The characters are also strong. Emma Bannon is a Prime Sorceress, one of the strongest in the land, a confidant of the Queen herself. She's bold and fearless, loyal to her duty but dismissive of convention. I quite like having a female lead who kicks a huge amount of ass but moans over the damage done to her outfits. Archibald Clare is a mentath, a super-intelligent individual gifted at deductions and easily distracted by minutiae. In short, he is Sherlock Holmes, with a bit less style and a bit more dorkiness. (At first I was a bit cynical about his character. He takes drugs! He plays violin! He makes deductions! He's Totally Not Sherlock Holmes! But he did individuate himself more as the book went on.)
So if the strengths of the book are its characters and it's unique combination of sorcery and steampunk, it has its weaknesses as well. The book throws you into the world with absolutely no explanations of the world, the rules, or even really what is going on. It throws quite a lot of invented language at you and demands you keep up. This can be a tricky thing to really pull off well in a fantasy novel and I'm not entirely convinced this one is successful. I spent a large part of the novel confused or feeling at sea, constantly trying to grasp at new bits of world-building. So I think there's a real danger of a reader being very confused by this world and this story. More than not explaining the world, there is quite a lot of character backstory that is never fully elaborated on, but merely hinted at throughout. It really would have been something of a relief to have a big explanation at some point, but its not there.
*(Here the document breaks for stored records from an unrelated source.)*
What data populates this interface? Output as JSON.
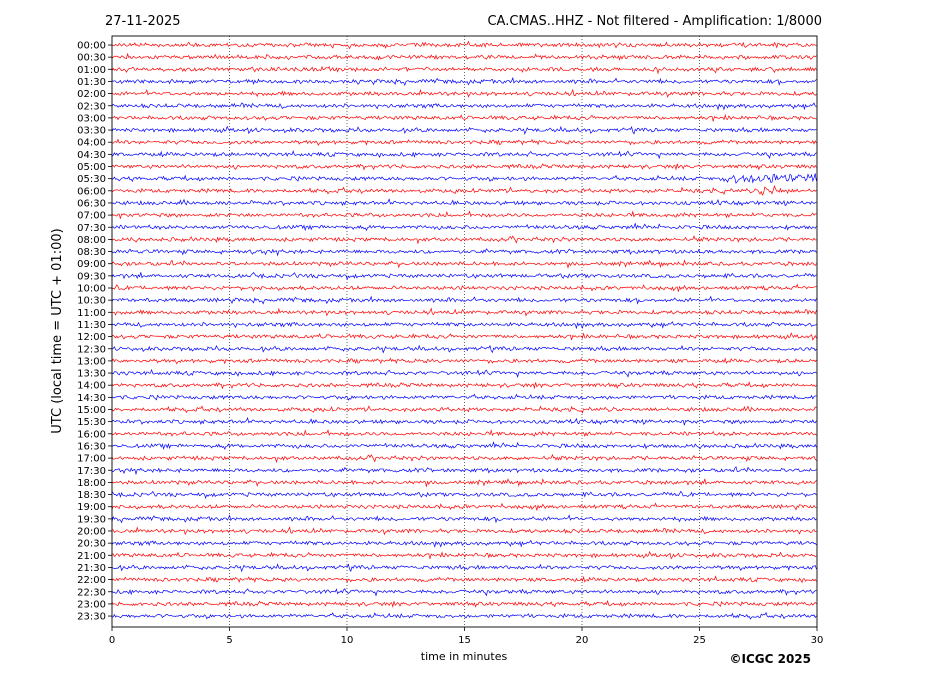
{
  "header": {
    "date": "27-11-2025",
    "station_title": "CA.CMAS..HHZ - Not filtered - Amplification: 1/8000"
  },
  "footer": {
    "copyright": "©ICGC 2025"
  },
  "chart_data": {
    "type": "line",
    "title": "CA.CMAS..HHZ - Not filtered - Amplification: 1/8000",
    "xlabel": "time in minutes",
    "ylabel": "UTC (local time = UTC + 01:00)",
    "xlim": [
      0,
      30
    ],
    "xticks": [
      0,
      5,
      10,
      15,
      20,
      25,
      30
    ],
    "grid": "vertical dotted lines at 5-minute ticks",
    "row_labels": [
      "00:00",
      "00:30",
      "01:00",
      "01:30",
      "02:00",
      "02:30",
      "03:00",
      "03:30",
      "04:00",
      "04:30",
      "05:00",
      "05:30",
      "06:00",
      "06:30",
      "07:00",
      "07:30",
      "08:00",
      "08:30",
      "09:00",
      "09:30",
      "10:00",
      "10:30",
      "11:00",
      "11:30",
      "12:00",
      "12:30",
      "13:00",
      "13:30",
      "14:00",
      "14:30",
      "15:00",
      "15:30",
      "16:00",
      "16:30",
      "17:00",
      "17:30",
      "18:00",
      "18:30",
      "19:00",
      "19:30",
      "20:00",
      "20:30",
      "21:00",
      "21:30",
      "22:00",
      "22:30",
      "23:00",
      "23:30"
    ],
    "trace_colors": [
      "#ff0000",
      "#ff0000",
      "#ff0000",
      "#0000ff",
      "#ff0000",
      "#0000ff",
      "#ff0000",
      "#0000ff",
      "#ff0000",
      "#0000ff",
      "#ff0000",
      "#0000ff",
      "#ff0000",
      "#0000ff",
      "#ff0000",
      "#0000ff",
      "#ff0000",
      "#0000ff",
      "#ff0000",
      "#0000ff",
      "#ff0000",
      "#0000ff",
      "#ff0000",
      "#0000ff",
      "#ff0000",
      "#0000ff",
      "#ff0000",
      "#0000ff",
      "#ff0000",
      "#0000ff",
      "#ff0000",
      "#0000ff",
      "#ff0000",
      "#0000ff",
      "#ff0000",
      "#0000ff",
      "#ff0000",
      "#0000ff",
      "#ff0000",
      "#0000ff",
      "#ff0000",
      "#0000ff",
      "#ff0000",
      "#0000ff",
      "#ff0000",
      "#0000ff",
      "#ff0000",
      "#0000ff"
    ],
    "events": [
      {
        "row": "05:30",
        "minute_start": 26,
        "minute_end": 30,
        "description": "larger low-frequency wiggles"
      },
      {
        "row": "06:00",
        "minute_start": 27.5,
        "minute_end": 28.8,
        "description": "burst"
      }
    ]
  }
}
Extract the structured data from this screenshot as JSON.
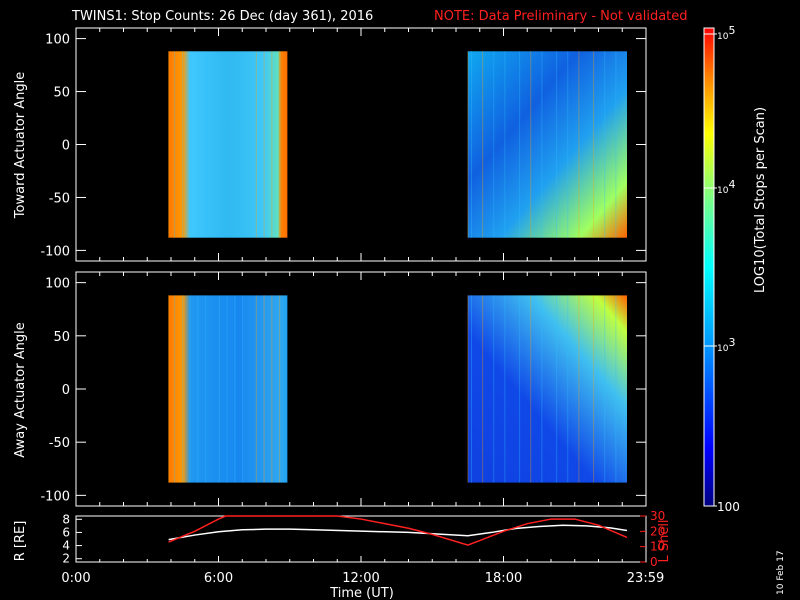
{
  "title": "TWINS1: Stop Counts: 26 Dec (day 361), 2016",
  "note": "NOTE: Data Preliminary - Not validated",
  "date_stamp": "10 Feb 17",
  "colorbar": {
    "label": "LOG10(Total Stops per Scan)",
    "ticks": [
      "10^5",
      "10^4",
      "10^3",
      "100"
    ],
    "tick_values": [
      100000,
      10000,
      1000,
      100
    ]
  },
  "colors": {
    "note": "#ff2020",
    "r_line": "#ffffff",
    "lshell_line": "#ff2020",
    "background": "#000000"
  },
  "chart_data": [
    {
      "type": "heatmap",
      "ylabel": "Toward Actuator Angle",
      "ylim": [
        -110,
        110
      ],
      "yticks": [
        100,
        50,
        0,
        -50,
        -100
      ],
      "xlim_hours": [
        0,
        24
      ],
      "data_blocks": [
        {
          "start_h": 3.9,
          "end_h": 8.9,
          "angle_min": -88,
          "angle_max": 88
        },
        {
          "start_h": 16.5,
          "end_h": 23.2,
          "angle_min": -88,
          "angle_max": 88
        }
      ]
    },
    {
      "type": "heatmap",
      "ylabel": "Away Actuator Angle",
      "ylim": [
        -110,
        110
      ],
      "yticks": [
        100,
        50,
        0,
        -50,
        -100
      ],
      "xlim_hours": [
        0,
        24
      ],
      "data_blocks": [
        {
          "start_h": 3.9,
          "end_h": 8.9,
          "angle_min": -88,
          "angle_max": 88
        },
        {
          "start_h": 16.5,
          "end_h": 23.2,
          "angle_min": -88,
          "angle_max": 88
        }
      ]
    },
    {
      "type": "line",
      "xlabel": "Time (UT)",
      "xticks": [
        "0:00",
        "6:00",
        "12:00",
        "18:00",
        "23:59"
      ],
      "xtick_hours": [
        0,
        6,
        12,
        18,
        23.98
      ],
      "ylabel": "R [RE]",
      "ylim": [
        1.5,
        8.5
      ],
      "yticks": [
        2,
        4,
        6,
        8
      ],
      "y2label": "L Shell",
      "y2lim": [
        0,
        30
      ],
      "y2ticks": [
        0,
        10,
        20,
        30
      ],
      "series": [
        {
          "name": "R [RE]",
          "axis": "left",
          "x": [
            3.9,
            5,
            6,
            7,
            8,
            9,
            10,
            12,
            14,
            16.5,
            17.5,
            18.5,
            19.5,
            20.5,
            21.5,
            22.5,
            23.2
          ],
          "y": [
            4.9,
            5.6,
            6.1,
            6.4,
            6.5,
            6.5,
            6.4,
            6.2,
            6.0,
            5.5,
            6.0,
            6.6,
            6.9,
            7.1,
            7.0,
            6.7,
            6.3
          ]
        },
        {
          "name": "L Shell",
          "axis": "right",
          "x": [
            3.9,
            5,
            6,
            6.3,
            11.0,
            12,
            13,
            14,
            15,
            16.5,
            17,
            18,
            19,
            20,
            21,
            22,
            23.2
          ],
          "y": [
            13,
            20,
            28,
            31,
            31,
            28,
            25,
            22,
            18,
            11,
            14,
            20,
            25,
            28,
            28,
            24,
            16
          ]
        }
      ]
    }
  ]
}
And then there's my least favorite part of the book: the names. The story is set in a Victorian London that is pretty indistinguishable from the historical London, except for all the sorcery. But to make sure that the reader knows this is an alternate world, the author has VERY SLIGHTLY changed all the place and people names. London is Londinium. Mayfair is Mayefair, the East End is the Eastron End, Whitechapel is Whitchapel. Queen Victoria is Victrix and Albert is Albrech. In my opinion this renaming is at best twee and precious and at worst comes off like the author really needs a spellchecker. It's distracting and pulls the reader right out of the story, which is probably the exact opposite effect from what it's supposed to accomplish. Seriously, writers, let's not do this, ok? We can leave names the same and still realize we're in an alternate setting. I've seen me do it.
In a slightly less important gripe, I had a problem with the fact that the male half of the team is constantly referred to as Clare, because I swear every time I read that I pictured a female and then had to readjust my mental image. Another writing tip: if you think it's cute to constantly refer to your male lead with a female name and your female lead with a male name, it's actually just confusing.
So what's the bottom line? I can't say that this is one of my favorite books ever, or favorite steampunk books. But it has a lot of good points and I suspect its flaws will improve as the series continues. If some of the writing issues even out, this could turn into a really fun series. I guess we'll see.